Director of the National Fund for Social Development Cooperation Ministry of Women and Social Development
- In office May 29, 2008 – August 7, 2008
- President: Alan García
- Minister: Susana Pinilla
- Preceded by: Frank Martín Tadeo Castro Barcenas
- Succeeded by: Carlos Arana

Personal details
- Born: 6 January 1958 (age 68) Lambayeque, Lambayeque, Peru
- Party: Peruvian Aprista Party
- Alma mater: Federico Villarreal National University (LLB)
- Occupation: Public administrator
- Profession: Lawyer

= Miguel Rosas =

Peruvian lawyer and public administrator

Miguel de los Reyes Rosas Silva (born January 6, 1958) is a Peruvian lawyer and public administrator. A ranking member of the Peruvian Aprista Party, he served in a variety of positions in the second administration of Alan García, most notably as Director of the National Fund for Social Development Cooperation, an agency dependent of the Ministry of Women and Social Development in 2008.

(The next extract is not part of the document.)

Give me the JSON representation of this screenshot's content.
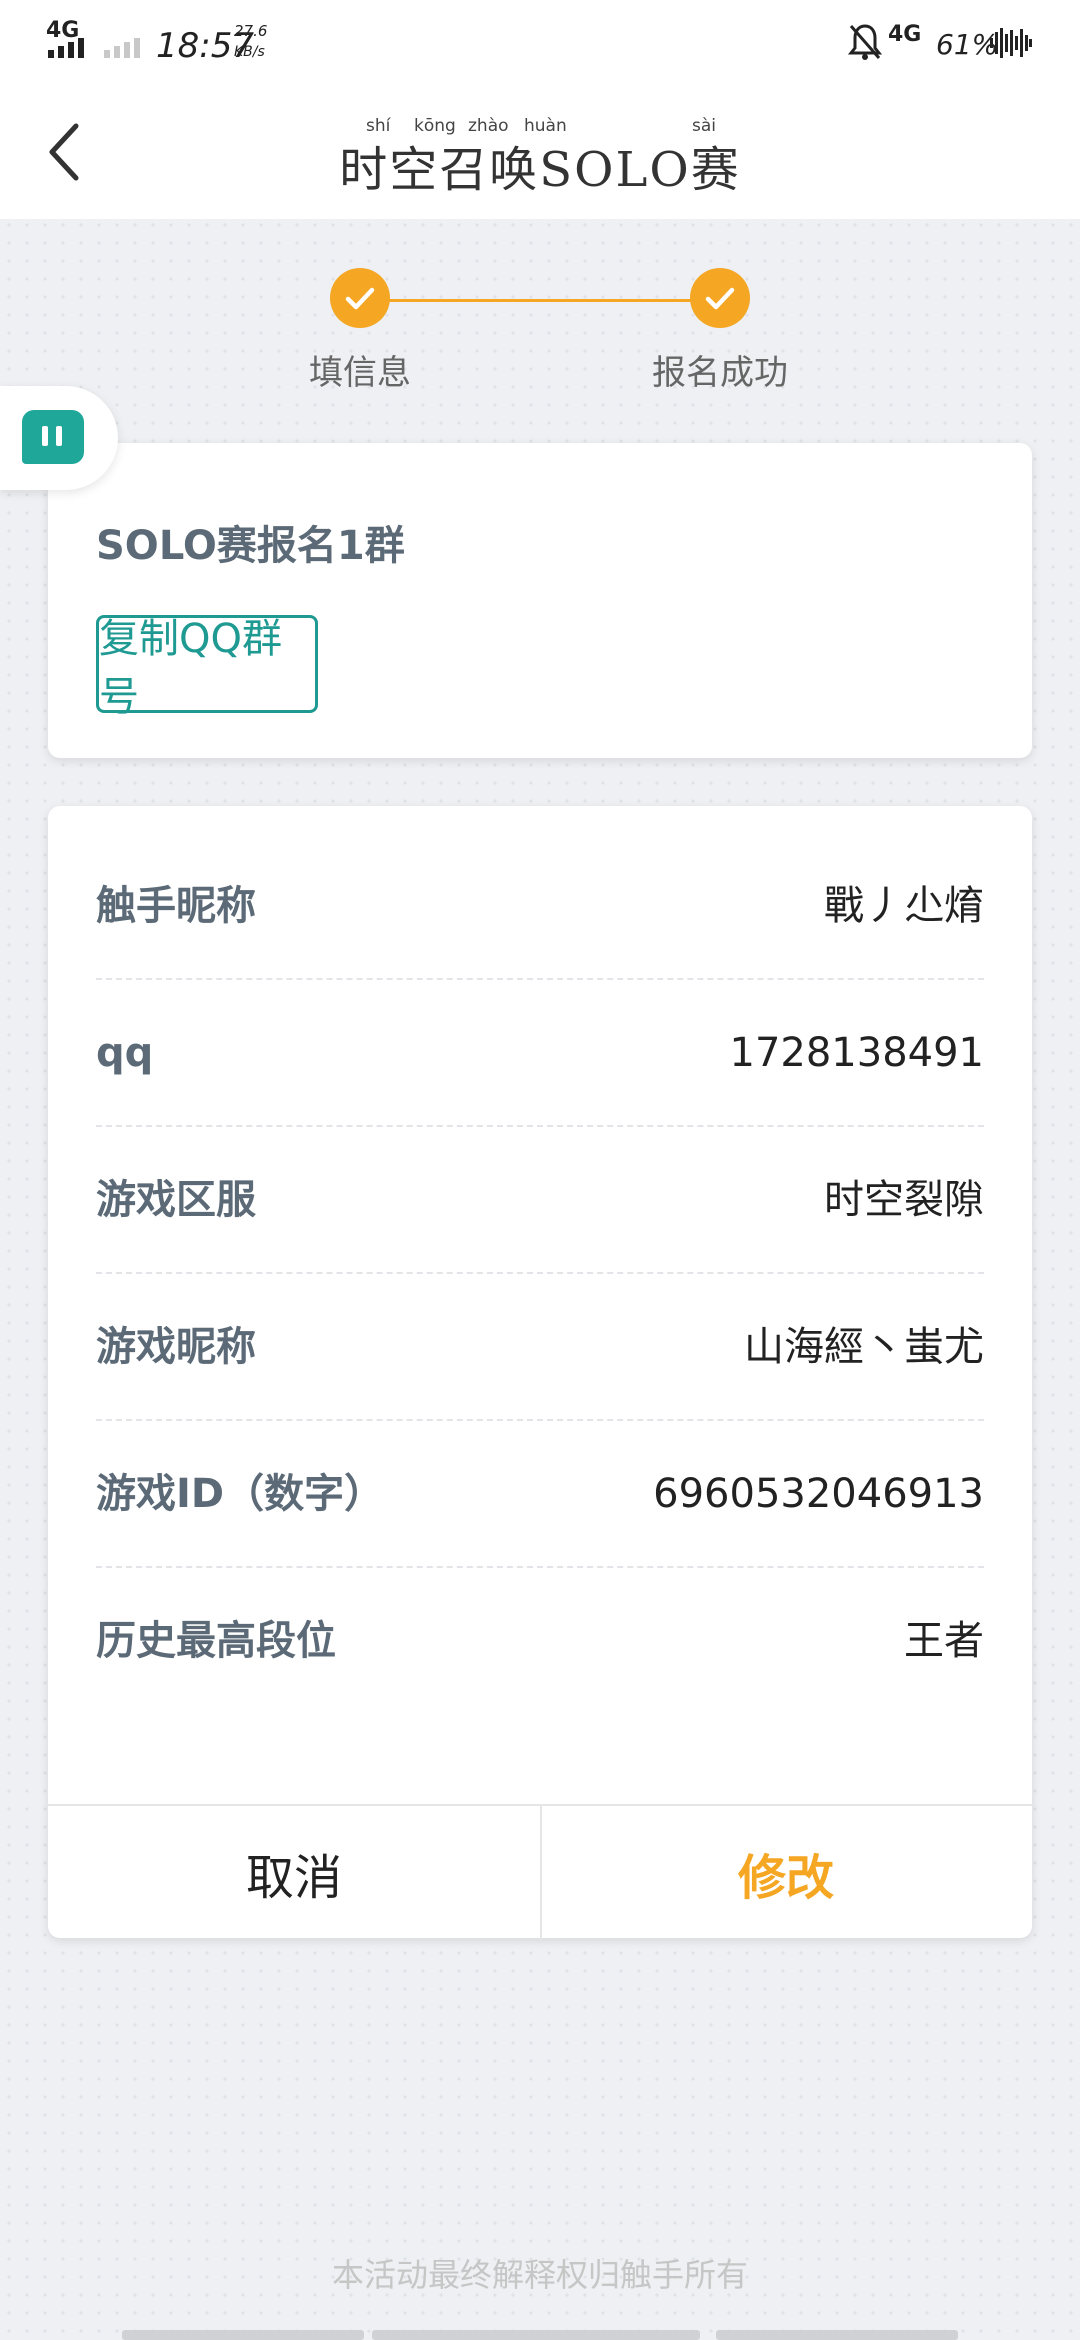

==Early life and education==
Rosas was born in the northern region of Lambayeque on January 6, 1958. During his high school education in Chiclayo, he enrolled in the Peruvian Aprista Party's youth wing, the Juventud Aprista Peruana (JAP), participating extensively in a variety of leadership roles in the organization. After finishing his high school education, he moved to Lima, enrolling in the Federico Villarreal National University, graduating with a law degree.

==Political career ==
In Lima, he resided in the San Miguel District, where he continued as a member of the Juventud Aprista Peruana, serving as Secretary of International Affairs of the youth wing from May 1983 to August 1985. During the first presidency of Alan García, he served as a political operative to Miguel Facundo Chinguel, future Presidential Pardons Commission Chairman, serving as his private assistant when Facundo worked as Legal Advisor at the Municipality of Lima.

Subsequently, he assumed the position of Secretary of Propaganda for the San Miguel District Party Committee in August 1992. After leaving the position in September 1996, he was promoted as Deputy Secretary of Propaganda at national level in the Executive Committee. He served through March 2004, taking a prominent role in Alan García's presidential campaign for the 2001 general election. The 2004 national convention elected him Ecology and Environment National Director for the party. He was not ratified in the 2010 national convention.

=== Government career ===
At government level, Rosas was appointed to the Ministry of Agriculture in the second presidency of Alan García, in the position of General Manager of the National Institute of Natural Resources (INRENA), serving from September 2006 to January 2008. He was rotated in the administration to Coordinator of the Ministry of Transport and Communications. After a brief stint at the Ministry, he was appointed Director of the National Fund for Social Development Cooperation (FONCODES) in May 2008, serving through August 2008, being replaced by fellow party member, Carlos Arana.

Rosas was reappointed to the Ministry of Agriculture as Director-General of Forestry and Fauna Wildlife of the Ministry of Agriculture, upon the resignation of Gustavo Suárez de Freitas in August 2009.

=== 2011 elections ===
He resigned from the Ministry of Agriculture as Director-General of Forestry and Fauna Wildlife of the Ministry of Agriculture October 2010, in order to run for a seat in the Andean Parliament at the 2011 general election with the Peruvian Aprista Party. Although he was not elected, he attained a high number of votes behind frontrunner Luis Nava Guibert.

=== 2016 elections ===
At the 2016 general election, Rosas was selected to run for Congress with the Popular Alliance congressional list, which included in the coalition the Peruvian Aprista Party. He attained a low share of votes and was not elected.